As part of this exercise, conscript leaders serve as section leaders and platoon leaders or equivalent responsible for leading and training the conscripts of the January 2018 contingent thereby tangibly sporting their development from recruits to privates and all the way to conscript leaders.
According to Chief of Training of the Kainuu Brigade, Major Risto Heikkinen, this final combat training exercise will be followed by the mustering out of the conscripts of the July 2017 contingent who undertook leadership training and will now become part of the Army reserve.
Altogether 2,600 conscripts serve in the Kainuu Brigade with the majority also partaking in the training exercise Pohjoinen 18. In addition, conscripts from other brigade-level units participate in this exercise as well. In total, the exercise’s personnel amounts to 8,200 persons from all Finnish Army brigade-level units, the Norrbotten Regiment of the Swedish Army, the Finnish Border Guard, and the Police as well as supporting organisations, such as Millog Ltd, Leijona Catering, and the Soldiers’ Home Canteen.
- The conscripts have now been able to apply their skills in practice. For instance, during the combat phase, those conducting an offensive were unable to cross a river because of an adversary’s armoured fighting vehicle. Therefore they decided to bypass the river, employ indirect support fire and annihilate the adversary AFV, Major Heikkinen explains.

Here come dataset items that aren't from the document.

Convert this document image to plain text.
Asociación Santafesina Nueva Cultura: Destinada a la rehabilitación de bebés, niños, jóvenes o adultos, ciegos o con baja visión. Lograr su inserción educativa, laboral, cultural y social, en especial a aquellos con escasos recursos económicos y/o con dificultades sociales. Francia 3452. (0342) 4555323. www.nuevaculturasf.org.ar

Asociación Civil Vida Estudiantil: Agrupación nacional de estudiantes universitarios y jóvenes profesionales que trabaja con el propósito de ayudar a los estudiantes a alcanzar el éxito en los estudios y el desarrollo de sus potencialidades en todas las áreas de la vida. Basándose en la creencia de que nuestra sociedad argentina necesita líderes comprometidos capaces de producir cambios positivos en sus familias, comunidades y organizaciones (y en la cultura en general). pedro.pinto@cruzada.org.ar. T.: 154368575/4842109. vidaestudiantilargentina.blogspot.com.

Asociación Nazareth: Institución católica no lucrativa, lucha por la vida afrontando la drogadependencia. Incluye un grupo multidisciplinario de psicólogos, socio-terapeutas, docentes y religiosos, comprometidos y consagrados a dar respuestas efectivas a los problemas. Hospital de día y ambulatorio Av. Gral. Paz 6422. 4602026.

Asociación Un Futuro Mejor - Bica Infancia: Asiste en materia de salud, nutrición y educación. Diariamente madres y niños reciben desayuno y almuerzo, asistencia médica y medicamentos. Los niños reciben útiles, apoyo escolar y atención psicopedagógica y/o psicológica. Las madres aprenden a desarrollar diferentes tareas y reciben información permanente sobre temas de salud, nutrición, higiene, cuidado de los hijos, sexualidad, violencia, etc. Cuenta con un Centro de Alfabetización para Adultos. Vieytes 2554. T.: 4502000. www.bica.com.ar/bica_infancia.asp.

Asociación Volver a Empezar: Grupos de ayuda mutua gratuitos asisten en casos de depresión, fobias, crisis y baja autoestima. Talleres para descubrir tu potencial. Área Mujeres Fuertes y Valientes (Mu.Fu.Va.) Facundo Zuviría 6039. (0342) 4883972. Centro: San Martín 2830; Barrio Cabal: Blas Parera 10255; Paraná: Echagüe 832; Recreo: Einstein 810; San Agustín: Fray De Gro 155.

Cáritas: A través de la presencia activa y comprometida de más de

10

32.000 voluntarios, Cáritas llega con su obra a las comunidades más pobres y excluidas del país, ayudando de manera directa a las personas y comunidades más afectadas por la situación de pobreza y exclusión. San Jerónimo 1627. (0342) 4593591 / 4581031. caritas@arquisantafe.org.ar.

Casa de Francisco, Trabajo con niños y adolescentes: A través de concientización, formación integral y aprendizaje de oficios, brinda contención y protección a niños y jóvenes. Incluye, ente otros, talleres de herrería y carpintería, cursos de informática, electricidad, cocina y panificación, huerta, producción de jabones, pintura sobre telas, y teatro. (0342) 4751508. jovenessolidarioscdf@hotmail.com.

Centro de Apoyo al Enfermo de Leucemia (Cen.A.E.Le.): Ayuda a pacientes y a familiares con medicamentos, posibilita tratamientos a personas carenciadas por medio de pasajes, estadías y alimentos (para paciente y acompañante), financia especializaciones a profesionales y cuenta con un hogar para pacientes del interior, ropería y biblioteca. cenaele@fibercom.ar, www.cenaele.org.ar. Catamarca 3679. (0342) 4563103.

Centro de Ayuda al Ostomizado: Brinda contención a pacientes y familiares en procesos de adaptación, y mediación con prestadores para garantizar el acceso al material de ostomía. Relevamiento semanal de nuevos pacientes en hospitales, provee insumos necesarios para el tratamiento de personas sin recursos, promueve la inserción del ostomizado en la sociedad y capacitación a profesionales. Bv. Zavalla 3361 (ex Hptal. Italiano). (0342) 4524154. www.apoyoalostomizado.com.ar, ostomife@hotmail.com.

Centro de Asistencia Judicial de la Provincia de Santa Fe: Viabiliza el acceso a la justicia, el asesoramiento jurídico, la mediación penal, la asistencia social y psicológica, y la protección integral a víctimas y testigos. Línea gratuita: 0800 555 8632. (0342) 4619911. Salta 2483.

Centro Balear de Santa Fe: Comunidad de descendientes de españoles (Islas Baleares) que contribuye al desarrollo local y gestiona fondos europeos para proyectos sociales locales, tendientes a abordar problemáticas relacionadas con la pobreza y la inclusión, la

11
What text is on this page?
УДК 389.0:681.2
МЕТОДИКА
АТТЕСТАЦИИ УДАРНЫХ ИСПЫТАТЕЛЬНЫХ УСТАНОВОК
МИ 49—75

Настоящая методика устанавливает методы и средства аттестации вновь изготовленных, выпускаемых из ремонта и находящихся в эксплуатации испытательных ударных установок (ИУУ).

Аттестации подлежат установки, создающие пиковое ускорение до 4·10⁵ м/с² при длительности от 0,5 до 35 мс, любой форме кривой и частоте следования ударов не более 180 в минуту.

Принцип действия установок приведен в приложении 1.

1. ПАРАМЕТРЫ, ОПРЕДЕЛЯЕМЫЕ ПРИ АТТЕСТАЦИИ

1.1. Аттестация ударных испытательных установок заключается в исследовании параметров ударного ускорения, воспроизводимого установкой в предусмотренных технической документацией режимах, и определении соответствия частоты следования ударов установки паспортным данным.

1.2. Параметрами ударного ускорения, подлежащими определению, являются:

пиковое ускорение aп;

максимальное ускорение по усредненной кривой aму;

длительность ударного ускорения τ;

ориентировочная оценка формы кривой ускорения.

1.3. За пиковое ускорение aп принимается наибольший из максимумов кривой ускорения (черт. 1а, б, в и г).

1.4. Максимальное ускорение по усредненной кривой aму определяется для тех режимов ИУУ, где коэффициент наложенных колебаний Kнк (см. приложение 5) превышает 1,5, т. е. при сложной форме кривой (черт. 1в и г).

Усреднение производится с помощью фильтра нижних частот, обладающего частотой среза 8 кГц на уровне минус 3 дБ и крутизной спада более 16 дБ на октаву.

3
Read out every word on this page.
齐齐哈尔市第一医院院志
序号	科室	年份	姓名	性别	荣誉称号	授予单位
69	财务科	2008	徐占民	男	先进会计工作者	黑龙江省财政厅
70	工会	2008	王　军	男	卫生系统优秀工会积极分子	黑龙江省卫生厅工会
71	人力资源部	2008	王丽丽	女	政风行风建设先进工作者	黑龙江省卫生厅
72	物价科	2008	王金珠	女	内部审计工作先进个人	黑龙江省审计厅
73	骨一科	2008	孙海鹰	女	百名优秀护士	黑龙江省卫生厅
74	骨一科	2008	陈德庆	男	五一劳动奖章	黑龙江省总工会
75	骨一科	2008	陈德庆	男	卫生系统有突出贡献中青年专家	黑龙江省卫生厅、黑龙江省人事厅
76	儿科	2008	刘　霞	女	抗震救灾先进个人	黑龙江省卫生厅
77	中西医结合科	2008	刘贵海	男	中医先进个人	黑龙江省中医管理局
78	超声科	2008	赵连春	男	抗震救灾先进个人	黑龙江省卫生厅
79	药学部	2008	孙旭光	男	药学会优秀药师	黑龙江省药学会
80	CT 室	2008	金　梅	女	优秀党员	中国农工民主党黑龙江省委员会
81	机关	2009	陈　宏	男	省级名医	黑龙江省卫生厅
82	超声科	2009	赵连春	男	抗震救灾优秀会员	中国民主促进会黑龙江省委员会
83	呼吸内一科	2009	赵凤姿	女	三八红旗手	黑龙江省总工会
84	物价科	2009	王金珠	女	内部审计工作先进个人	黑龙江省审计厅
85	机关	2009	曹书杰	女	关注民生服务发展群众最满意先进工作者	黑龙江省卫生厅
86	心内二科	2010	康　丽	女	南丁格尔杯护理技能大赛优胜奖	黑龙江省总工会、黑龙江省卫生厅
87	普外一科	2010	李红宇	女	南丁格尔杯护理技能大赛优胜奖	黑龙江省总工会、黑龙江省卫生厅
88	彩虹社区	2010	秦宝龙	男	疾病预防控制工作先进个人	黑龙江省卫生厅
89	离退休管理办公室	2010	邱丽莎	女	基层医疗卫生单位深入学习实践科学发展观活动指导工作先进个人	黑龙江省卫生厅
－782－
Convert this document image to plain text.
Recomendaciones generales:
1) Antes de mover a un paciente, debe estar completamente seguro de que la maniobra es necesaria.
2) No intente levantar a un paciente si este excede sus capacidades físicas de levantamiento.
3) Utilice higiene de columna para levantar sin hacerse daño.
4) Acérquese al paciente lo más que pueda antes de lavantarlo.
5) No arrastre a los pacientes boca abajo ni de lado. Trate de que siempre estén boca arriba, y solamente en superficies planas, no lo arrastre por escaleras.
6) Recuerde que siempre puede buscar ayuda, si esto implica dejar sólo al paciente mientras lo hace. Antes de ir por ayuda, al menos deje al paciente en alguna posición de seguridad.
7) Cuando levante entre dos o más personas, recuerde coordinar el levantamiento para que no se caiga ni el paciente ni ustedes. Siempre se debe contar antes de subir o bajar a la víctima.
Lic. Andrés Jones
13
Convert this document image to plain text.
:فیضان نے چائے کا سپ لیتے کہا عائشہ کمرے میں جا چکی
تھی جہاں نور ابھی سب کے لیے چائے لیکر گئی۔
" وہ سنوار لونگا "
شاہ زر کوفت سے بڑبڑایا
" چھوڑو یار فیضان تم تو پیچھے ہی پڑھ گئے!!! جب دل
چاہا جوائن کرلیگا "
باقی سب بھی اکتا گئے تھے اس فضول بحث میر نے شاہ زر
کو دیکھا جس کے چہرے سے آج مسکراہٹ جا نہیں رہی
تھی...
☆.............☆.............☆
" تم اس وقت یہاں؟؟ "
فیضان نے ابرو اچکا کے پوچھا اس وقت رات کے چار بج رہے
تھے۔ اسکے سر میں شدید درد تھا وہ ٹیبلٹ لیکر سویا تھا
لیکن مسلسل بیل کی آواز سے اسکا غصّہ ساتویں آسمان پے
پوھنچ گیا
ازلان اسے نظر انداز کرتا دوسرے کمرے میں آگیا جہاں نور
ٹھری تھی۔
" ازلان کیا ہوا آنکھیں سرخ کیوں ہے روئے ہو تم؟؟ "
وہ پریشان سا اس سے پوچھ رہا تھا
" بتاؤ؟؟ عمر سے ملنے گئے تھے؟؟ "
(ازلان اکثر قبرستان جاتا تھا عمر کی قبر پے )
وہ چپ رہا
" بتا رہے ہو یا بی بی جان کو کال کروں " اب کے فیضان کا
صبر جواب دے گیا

In other words, the soldiers employed creative thinking and acted in accordance with the situation, as emphasised by Exercise Commander, Colonel Asko Muhonen from the Army Academy.
Furthermore, it remains necessary to train cooperating across service branches. This is why instructors pay special attention to sustained cooperation between the infantry, artillery, signals as well as other service branches.
- A mission is never accomplished in a vacuum, Major Heikkinen points out.
This early summer the military training area of Rovajärvi remains particularly dry which results in sandy air and draught in terrain posing challenges.
- Possible threat of terrain fires may result in either interrupting or cancelling firing. Pre-emptive measures in preventing terrain fires include moistening detonation locations and using swampy wetland instead of dry heathland as artillery target areas, Major Heikkinen says.
As an experienced instructor of instructors, Major Heikkinen has a few tips for clear conduct of command and control while leading.
- First, keep your plan simple and clear. Second, keep you mission in mind. Third, keep leading and giving instructions actively. In case no progress is made, it is the leader who must get the unit to operate as the mission presupposes, Major Heikkinen advises.